Damit kommen wir zu unserer häufigsten Frage: Warum ist mein Hausarzt noch nicht beim EPD dabei? Warum finde ich meine Dorfapotheke nicht? Wann kann ich meine Spitex-Organisation berechtigen? Auf diese Fragen haben wir nur eine ehrliche Antwort: Wir sind dran. Und zwar konkret. Dank einer Zusammenarbeit mit den jeweiligen kantonalen Verbänden und der direkten Finanzierung der Beiträge können wir heute sagen: Wir haben bereits mehrere Arztpraxen im produktiven Betrieb, rund dreissig sind im Anbindungsprozess und es werden täglich mehr. Bis aber alle ambulant tätigen Leistungserbringer angebunden sein werden, wird es
noch Jahre dauern. Und das ist nicht schlecht, Ziel ist ja nicht, Fachpersonen kurz vor der Betriebsübergabe und Pensionierung noch zu beüben, sondern motivierte, digital kompetente Gesundheitsdienstleister ins eHealth-Ökosystem zu bringen. Das Fazit derjenigen, die bereits mit dem EPD arbeiten, ist übrigens häufig: «War’s das? Das ist ja viel einfacher, als ich gedacht habe.»
Handbremse lösen
Das einfachste Rezept, um das EPD rasch bei den Gesundheitseinrichtungen zu verbreiten: die Infrastruktur für B2B-Dienste öffnen. Da betreibenrund zehn Dienstleister eine eigene, komplexe Infrastruktur, um der Bevölkerung national standardisiert Dokumente und Daten zugänglich zu machen. Diese Infrastrukturen bestehen genau aus den Komponenten, die auch für die institutionsübergreifende Kommunikation notwendig wären.
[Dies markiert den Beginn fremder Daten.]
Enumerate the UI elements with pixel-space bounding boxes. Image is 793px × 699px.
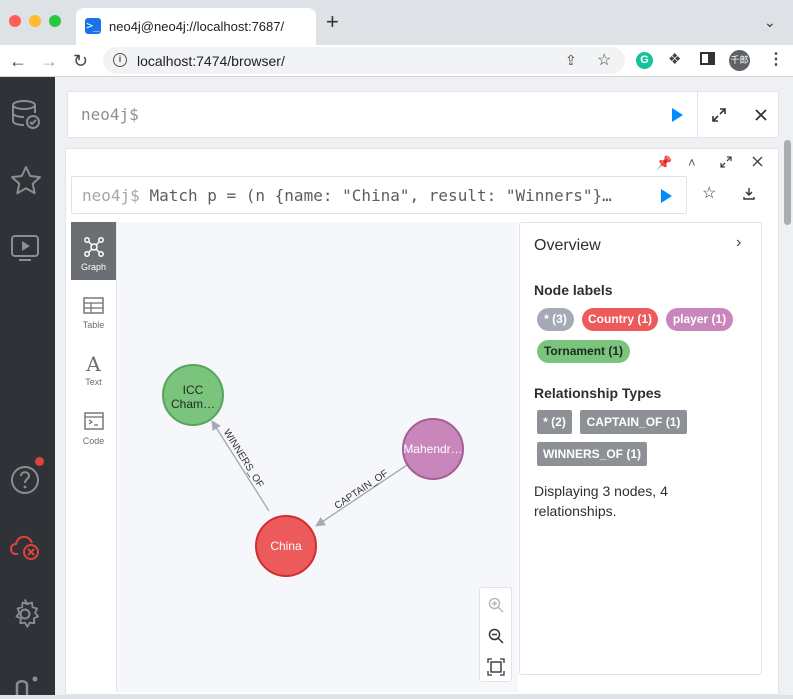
node-label-player-pill[interactable]: player (1) bbox=[666, 308, 733, 331]
tab-code-label: Code bbox=[82, 436, 105, 446]
browser-toolbar: ← → ↻ i localhost:7474/browser/ ⇪ ☆ G ❖ … bbox=[0, 45, 793, 77]
overview-panel: Overview › Node labels * (3) Country (1)… bbox=[519, 222, 762, 675]
neo4j-logo-icon[interactable] bbox=[9, 665, 43, 699]
help-icon[interactable] bbox=[9, 463, 43, 497]
maximize-window-button[interactable] bbox=[49, 15, 61, 27]
node-label-tornament-pill[interactable]: Tornament (1) bbox=[537, 340, 630, 363]
clear-editor-close-icon[interactable] bbox=[754, 108, 768, 122]
graph-node-china[interactable]: China bbox=[255, 515, 317, 577]
run-query-play-icon[interactable] bbox=[672, 108, 683, 122]
zoom-in-icon[interactable] bbox=[487, 596, 505, 614]
cypher-editor-input[interactable]: neo4j$ bbox=[68, 92, 698, 137]
graph-svg: WINNERS_OF CAPTAIN_OF ICC Cham… Mahendr…… bbox=[162, 364, 464, 577]
text-icon: A bbox=[86, 352, 101, 376]
frame-query-prompt: neo4j$ bbox=[82, 186, 140, 205]
tab-text-label: Text bbox=[85, 377, 102, 387]
bookmark-star-icon[interactable]: ☆ bbox=[597, 50, 611, 70]
address-bar[interactable]: i localhost:7474/browser/ ⇪ ☆ bbox=[103, 47, 625, 74]
relationship-captain-of-label: CAPTAIN_OF bbox=[333, 468, 391, 512]
cypher-editor-bar: neo4j$ bbox=[67, 91, 779, 138]
zoom-controls bbox=[479, 587, 512, 682]
table-icon bbox=[83, 297, 104, 314]
favorites-star-icon[interactable] bbox=[9, 164, 43, 198]
tab-graph-label: Graph bbox=[80, 262, 106, 272]
neo4j-sidebar bbox=[0, 77, 55, 695]
extensions-puzzle-icon[interactable]: ❖ bbox=[668, 50, 681, 68]
site-info-icon[interactable]: i bbox=[113, 53, 127, 67]
expand-editor-icon[interactable] bbox=[712, 108, 726, 122]
forward-arrow-icon[interactable]: → bbox=[40, 51, 58, 71]
main-scrollbar[interactable] bbox=[784, 140, 791, 225]
guides-play-icon[interactable] bbox=[9, 231, 43, 265]
tab-text[interactable]: A Text bbox=[71, 338, 116, 396]
editor-prompt: neo4j$ bbox=[81, 105, 139, 124]
reload-icon[interactable]: ↻ bbox=[73, 51, 88, 71]
terminal-favicon-icon: >_ bbox=[85, 18, 101, 34]
relationship-winners-of-label: WINNERS_OF bbox=[221, 427, 266, 489]
new-tab-button[interactable]: + bbox=[326, 11, 339, 33]
node-label-all-pill[interactable]: * (3) bbox=[537, 308, 574, 331]
close-frame-icon[interactable] bbox=[752, 156, 763, 167]
pin-frame-icon[interactable]: 📌 bbox=[656, 155, 672, 171]
connection-error-cloud-icon[interactable] bbox=[9, 530, 43, 564]
code-icon bbox=[84, 412, 104, 430]
tab-title: neo4j@neo4j://localhost:7687/ bbox=[109, 19, 285, 34]
close-window-button[interactable] bbox=[9, 15, 21, 27]
node-mahendr-label: Mahendr… bbox=[403, 442, 462, 456]
profile-avatar[interactable]: 千郎 bbox=[729, 50, 750, 71]
grammarly-extension-icon[interactable]: G bbox=[636, 52, 653, 69]
node-icc-label-line2: Cham… bbox=[171, 397, 215, 411]
notification-dot bbox=[35, 457, 44, 466]
frame-query[interactable]: neo4j$ Match p = (n {name: "China", resu… bbox=[71, 176, 687, 214]
graph-icon bbox=[84, 237, 104, 257]
tab-code[interactable]: Code bbox=[71, 396, 116, 454]
node-label-country-pill[interactable]: Country (1) bbox=[582, 308, 658, 331]
overview-summary: Displaying 3 nodes, 4 relationships. bbox=[534, 483, 668, 519]
tab-table-label: Table bbox=[82, 320, 105, 330]
zoom-out-icon[interactable] bbox=[487, 627, 505, 645]
collapse-frame-icon[interactable]: ˄ bbox=[688, 155, 696, 170]
back-arrow-icon[interactable]: ← bbox=[9, 51, 27, 71]
minimize-window-button[interactable] bbox=[29, 15, 41, 27]
rel-type-all-badge[interactable]: * (2) bbox=[537, 410, 572, 434]
tab-search-chevron-icon[interactable]: ⌄ bbox=[764, 14, 776, 31]
relationship-winners-of-line[interactable] bbox=[211, 420, 270, 512]
browser-menu-icon[interactable]: ⋮ bbox=[768, 49, 784, 69]
node-icc-label-line1: ICC bbox=[183, 383, 204, 397]
node-china-label: China bbox=[270, 539, 302, 553]
browser-tab-bar: >_ neo4j@neo4j://localhost:7687/ + ⌄ bbox=[0, 0, 793, 45]
overview-title: Overview bbox=[534, 237, 601, 254]
rel-type-winners-of-badge[interactable]: WINNERS_OF (1) bbox=[537, 442, 647, 466]
save-favorite-star-icon[interactable]: ☆ bbox=[702, 183, 716, 203]
collapse-overview-chevron-icon[interactable]: › bbox=[736, 234, 741, 252]
share-icon[interactable]: ⇪ bbox=[565, 52, 577, 69]
url-text[interactable]: localhost:7474/browser/ bbox=[137, 53, 285, 69]
database-icon[interactable] bbox=[9, 97, 43, 131]
main-content: neo4j$ 📌 ˄ neo4j$ Match p = (n {name: "C… bbox=[55, 77, 793, 695]
side-panel-icon[interactable] bbox=[700, 52, 715, 65]
frame-query-cypher: Match p = (n {name: "China", result: "Wi… bbox=[149, 186, 612, 205]
relationship-types-heading: Relationship Types bbox=[534, 385, 662, 401]
fit-to-screen-icon[interactable] bbox=[487, 658, 505, 676]
settings-gear-icon[interactable] bbox=[9, 597, 43, 631]
result-frame: 📌 ˄ neo4j$ Match p = (n {name: "China", … bbox=[65, 148, 779, 695]
browser-tab[interactable]: >_ neo4j@neo4j://localhost:7687/ bbox=[76, 8, 316, 45]
frame-query-text: neo4j$ Match p = (n {name: "China", resu… bbox=[82, 186, 612, 205]
fullscreen-frame-icon[interactable] bbox=[720, 156, 732, 168]
rerun-query-play-icon[interactable] bbox=[661, 189, 672, 203]
tab-table[interactable]: Table bbox=[71, 280, 116, 338]
view-tabs: Graph Table A Text Code bbox=[71, 222, 117, 692]
graph-node-icc[interactable]: ICC Cham… bbox=[162, 364, 224, 426]
graph-canvas[interactable]: WINNERS_OF CAPTAIN_OF ICC Cham… Mahendr…… bbox=[117, 222, 518, 692]
graph-node-mahendr[interactable]: Mahendr… bbox=[402, 418, 464, 480]
node-labels-heading: Node labels bbox=[534, 282, 613, 298]
tab-graph[interactable]: Graph bbox=[71, 222, 116, 280]
rel-type-captain-of-badge[interactable]: CAPTAIN_OF (1) bbox=[580, 410, 687, 434]
download-icon[interactable] bbox=[743, 187, 755, 200]
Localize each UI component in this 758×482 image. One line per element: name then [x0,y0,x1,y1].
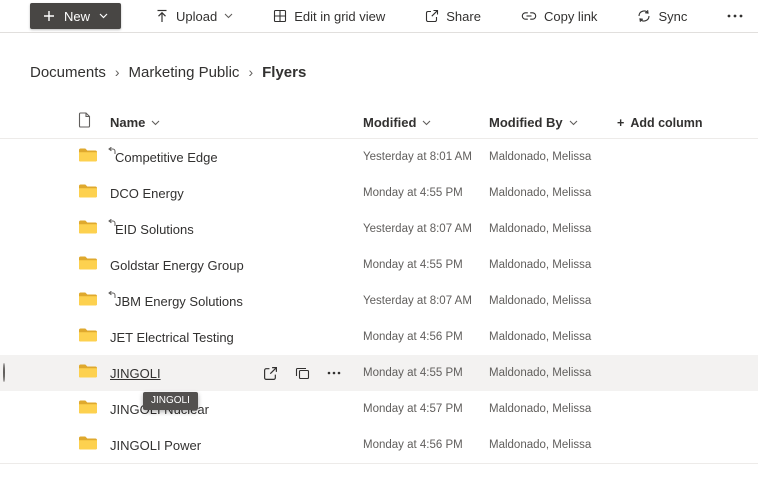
table-row[interactable]: JBM Energy Solutions Yesterday at 8:07 A… [0,283,758,319]
modified-value: Monday at 4:57 PM [363,403,489,415]
modified-value: Monday at 4:56 PM [363,439,489,451]
chevron-down-icon [151,120,160,126]
upload-button[interactable]: Upload [155,9,233,24]
modified-by-value: Maldonado, Melissa [489,295,617,307]
modified-value: Monday at 4:56 PM [363,331,489,343]
modified-value: Monday at 4:55 PM [363,187,489,199]
folder-icon [78,327,98,343]
edit-grid-view-button[interactable]: Edit in grid view [273,9,385,24]
chevron-down-icon [569,120,578,126]
column-header-modified-by[interactable]: Modified By [489,115,617,130]
column-header-modified[interactable]: Modified [363,115,489,130]
table-row-hovered[interactable]: JINGOLI Monday at 4:55 PM Maldonado, Mel… [0,355,758,391]
document-library-page: New Upload Edit in grid view Share [0,0,758,482]
sync-label: Sync [658,9,687,24]
row-hover-actions [263,366,363,381]
breadcrumb-flyers-current: Flyers [262,64,306,81]
file-name[interactable]: JET Electrical Testing [110,330,234,345]
upload-label: Upload [176,9,217,24]
breadcrumb-documents[interactable]: Documents [30,64,106,81]
plus-icon [43,10,55,22]
table-row[interactable]: JET Electrical Testing Monday at 4:56 PM… [0,319,758,355]
file-name[interactable]: JINGOLI Power [110,438,201,453]
table-row[interactable]: DCO Energy Monday at 4:55 PM Maldonado, … [0,175,758,211]
file-name[interactable]: EID Solutions [115,222,194,237]
sync-button[interactable]: Sync [637,9,687,24]
breadcrumb-separator: › [115,64,120,80]
file-name[interactable]: Competitive Edge [115,150,218,165]
sync-icon [637,9,651,23]
link-icon [521,10,537,22]
breadcrumb-marketing-public[interactable]: Marketing Public [129,64,240,81]
folder-icon [78,147,98,163]
folder-icon [78,399,98,415]
file-name[interactable]: JINGOLI [110,366,161,381]
folder-icon [78,363,98,379]
modified-value: Yesterday at 8:07 AM [363,295,489,307]
copy-link-button[interactable]: Copy link [521,9,597,24]
modified-value: Monday at 4:55 PM [363,259,489,271]
add-column-button[interactable]: + Add column [617,116,758,130]
table-row[interactable]: JINGOLI Nuclear Monday at 4:57 PM Maldon… [0,391,758,427]
file-name[interactable]: DCO Energy [110,186,184,201]
table-header-row: Name Modified Modified By + Add column [0,107,758,139]
more-commands-button[interactable] [727,14,743,18]
folder-icon [78,435,98,451]
column-header-name[interactable]: Name [110,115,363,130]
modified-value: Yesterday at 8:01 AM [363,151,489,163]
folder-icon [78,219,98,235]
new-button[interactable]: New [30,3,121,29]
radio-circle-icon[interactable] [3,363,5,382]
plus-icon: + [617,116,624,130]
share-button[interactable]: Share [425,9,481,24]
share-label: Share [446,9,481,24]
modified-by-value: Maldonado, Melissa [489,403,617,415]
chevron-down-icon [422,120,431,126]
folder-icon [78,255,98,271]
modified-by-value: Maldonado, Melissa [489,223,617,235]
table-row[interactable]: Competitive Edge Yesterday at 8:01 AM Ma… [0,139,758,175]
file-name[interactable]: Goldstar Energy Group [110,258,244,273]
document-icon [78,112,91,128]
grid-icon [273,9,287,23]
share-icon [425,9,439,23]
modified-by-value: Maldonado, Melissa [489,259,617,271]
ellipsis-icon[interactable] [327,371,341,375]
table-row[interactable]: EID Solutions Yesterday at 8:07 AM Maldo… [0,211,758,247]
folder-icon [78,183,98,199]
row-select[interactable] [0,364,35,382]
file-list: Competitive Edge Yesterday at 8:01 AM Ma… [0,139,758,464]
copy-icon[interactable] [295,366,310,381]
ellipsis-icon [727,14,743,18]
breadcrumb: Documents › Marketing Public › Flyers [30,61,758,83]
table-row[interactable]: JINGOLI Power Monday at 4:56 PM Maldonad… [0,427,758,463]
modified-by-value: Maldonado, Melissa [489,439,617,451]
modified-by-value: Maldonado, Melissa [489,367,617,379]
modified-by-value: Maldonado, Melissa [489,331,617,343]
modified-value: Yesterday at 8:07 AM [363,223,489,235]
modified-by-value: Maldonado, Melissa [489,151,617,163]
table-row[interactable]: Goldstar Energy Group Monday at 4:55 PM … [0,247,758,283]
chevron-down-icon [224,13,233,19]
new-button-label: New [64,9,90,24]
modified-by-value: Maldonado, Melissa [489,187,617,199]
command-bar: New Upload Edit in grid view Share [0,0,758,33]
tooltip: JINGOLI [143,392,198,410]
share-icon[interactable] [263,366,278,381]
modified-value: Monday at 4:55 PM [363,367,489,379]
folder-icon [78,291,98,307]
file-name[interactable]: JBM Energy Solutions [115,294,243,309]
chevron-down-icon [99,13,108,19]
breadcrumb-separator: › [248,64,253,80]
upload-arrow-icon [155,9,169,23]
edit-grid-view-label: Edit in grid view [294,9,385,24]
copy-link-label: Copy link [544,9,597,24]
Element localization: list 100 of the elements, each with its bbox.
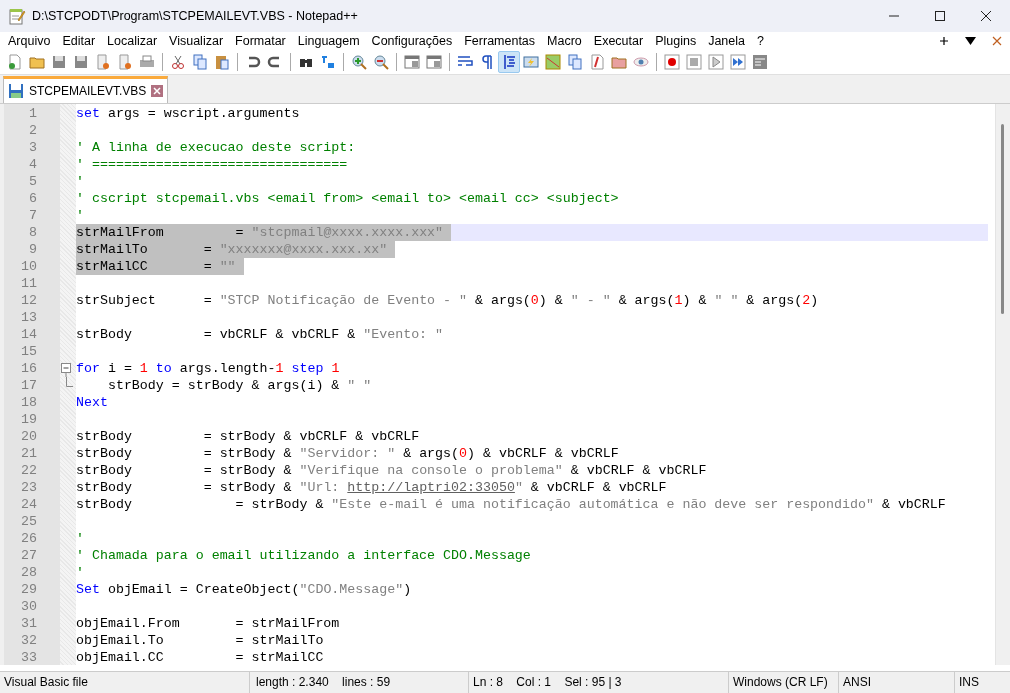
line-number: 5 [28, 174, 38, 189]
zoom-in-icon [351, 54, 367, 70]
scissors-icon [170, 54, 186, 70]
code-line: objEmail.To = strMailTo [76, 632, 325, 649]
printer-icon [139, 54, 155, 70]
menu-item[interactable]: Arquivo [2, 34, 57, 48]
line-number: 25 [20, 514, 38, 529]
menu-item[interactable]: ? [751, 34, 770, 48]
menu-item[interactable]: Localizar [101, 34, 164, 48]
code-line: strBody = vbCRLF & vbCRLF & "Evento: " [76, 326, 445, 343]
triangle-down-icon[interactable] [965, 36, 976, 46]
lightning-window-icon [523, 54, 539, 70]
code-line: objEmail.From = strMailFrom [76, 615, 341, 632]
line-number: 3 [28, 140, 38, 155]
menu-item[interactable]: Linguagem [291, 34, 366, 48]
line-number: 32 [20, 633, 38, 648]
line-number: 27 [20, 548, 38, 563]
code-line: strBody = strBody & "Servidor: " & args(0) & vbCRLF & vbCRLF [76, 445, 620, 462]
new-file-icon [7, 54, 23, 70]
code-line: ' ================================ [76, 156, 349, 173]
menu-item[interactable]: Formatar [229, 34, 292, 48]
menu-item[interactable]: Janela [702, 34, 751, 48]
line-number: 9 [28, 242, 38, 257]
line-number: 14 [20, 327, 38, 342]
window-sync-icon [426, 54, 442, 70]
folder-icon [29, 54, 45, 70]
code-line: ' [76, 207, 85, 224]
file-tab[interactable]: STCPEMAILEVT.VBS [3, 76, 169, 103]
code-line: ' [76, 530, 85, 547]
plus-icon[interactable] [939, 36, 949, 46]
code-line: strSubject = "STCP Notificação de Evento - " & args(0) & " - " & args(1) & " " & args(2) [76, 292, 820, 309]
code-line: ' Chamada para o email utilizando a interface CDO.Message [76, 547, 532, 564]
fold-end-line [66, 377, 73, 387]
window-sync-icon [404, 54, 420, 70]
clipboard-icon [214, 54, 230, 70]
menu-item[interactable]: Plugins [649, 34, 703, 48]
code-line: set args = wscript.arguments [76, 105, 301, 122]
line-number: 6 [28, 191, 38, 206]
line-number: 31 [20, 616, 38, 631]
fast-forward-icon [730, 54, 746, 70]
line-number: 29 [20, 582, 38, 597]
code-line: strBody = strBody & vbCRLF & vbCRLF [76, 428, 421, 445]
status-field: Ln : 8 Col : 1 Sel : 95 | 3 [469, 672, 729, 693]
function-list-icon [589, 54, 605, 70]
line-number: 10 [20, 259, 38, 274]
line-number: 18 [20, 395, 38, 410]
maximize-icon[interactable] [934, 10, 946, 22]
menu-item[interactable]: Ferramentas [458, 34, 542, 48]
line-number: 11 [20, 276, 38, 291]
line-number: 33 [20, 650, 38, 665]
pilcrow-icon [479, 54, 495, 70]
play-icon [708, 54, 724, 70]
notepad-icon [8, 7, 26, 25]
line-number: 15 [20, 344, 38, 359]
line-number: 19 [20, 412, 38, 427]
line-number: 7 [28, 208, 38, 223]
line-number: 12 [20, 293, 38, 308]
menu-item[interactable]: Executar [587, 34, 650, 48]
line-number: 20 [20, 429, 38, 444]
zoom-out-icon [373, 54, 389, 70]
code-line: ' cscript stcpemail.vbs <email from> <email to> <email cc> <subject> [76, 190, 620, 207]
indent-guide-icon [501, 54, 517, 70]
line-number: 26 [20, 531, 38, 546]
document-close-icon [95, 54, 111, 70]
save-macro-icon [752, 54, 768, 70]
status-field: Windows (CR LF) [729, 672, 839, 693]
line-number: 22 [20, 463, 38, 478]
documents-close-icon [117, 54, 133, 70]
copy-icon [192, 54, 208, 70]
line-number: 23 [20, 480, 38, 495]
record-icon [664, 54, 680, 70]
eye-icon [633, 54, 649, 70]
code-line: strBody = strBody & args(i) & " " [106, 377, 373, 394]
menu-item[interactable]: Macro [541, 34, 588, 48]
window-title: D:\STCPODT\Program\STCPEMAILEVT.VBS - Notepad++ [32, 9, 358, 23]
line-number: 13 [20, 310, 38, 325]
line-number: 16 [20, 361, 38, 376]
folder-icon [611, 54, 627, 70]
replace-icon [320, 54, 336, 70]
code-line: ' [76, 173, 85, 190]
fold-marker-icon[interactable] [60, 360, 73, 377]
line-number: 4 [28, 157, 38, 172]
line-number: 30 [20, 599, 38, 614]
scrollbar-thumb[interactable] [1001, 124, 1004, 314]
code-line: ' [76, 564, 85, 581]
status-field: Visual Basic file [0, 672, 250, 693]
code-line: strBody = strBody & "Este e-mail é uma notificação automática e não deve ser respondido" & vbCRLF [76, 496, 947, 513]
menu-item[interactable]: Editar [56, 34, 102, 48]
close-icon[interactable] [980, 10, 992, 22]
code-line: strBody = strBody & "Verifique na console o problema" & vbCRLF & vbCRLF [76, 462, 708, 479]
menu-item[interactable]: Configurações [365, 34, 459, 48]
menu-item[interactable]: Visualizar [163, 34, 230, 48]
stop-icon [686, 54, 702, 70]
map-icon [545, 54, 561, 70]
code-line: Next [76, 394, 109, 411]
scrollbar[interactable] [995, 104, 1010, 665]
line-number: 24 [20, 497, 38, 512]
status-field: INS [955, 672, 983, 693]
line-number: 17 [20, 378, 38, 393]
line-number: 28 [20, 565, 38, 580]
Wir müssen dieselben Schnittstellen und Protokolle nicht nur für das EPD, sondern in ähnlicher Form auch für Berichtsversand, Zuweisungen, Meldeprozesse für Gesundheitsbehörden und weitere dringend notwendige Anwendungsfälle freigeben. Der Gesetzgeber wollte verhindern, dass Dienste von Dritt anbietern auf EPD Infrastrukturen betrieben werden und die Sicherheit der EPD-Daten aufs Spiel setzen. Wir müssen es aber aus der Perspektive betrachten, dass dann B2B-Dienste die gleichen Sicherheitsanforderungen erfüllen müssen, wie das EPD und damit vom Vertrauen der Bevölkerung (vgl. eHealth Barometer 2021) profitieren.
Die Zukunft des EPD
Die Zukunft des EPD ist es also, ein Service neben vielen anderen Digital-health-Diensten zu sein. Und das ist gut so. Damit ergibt sich ein Ökosystem aus dezentralen, miteinander verbundenen Einheiten beliebiger Grösse, die miteinander Daten austauschen – egal, ob es die Daten der Patientinnen oder Berichte zwischen Leistungserbringern sind. Eine solche Roadmap der digitalen Vernetzung im Gesundheitswesen mit der Vision einer national standardisierten, verbundenen und sicheren Infrastruktur fehlt bisher leider. Wir als Vertreter der Leistungserbringer im Aargau setzen uns auf allen Ebenen dafür ein, dass wir vom EPD zum nutzenorientierten Digital-Health-Ökosystem kommen.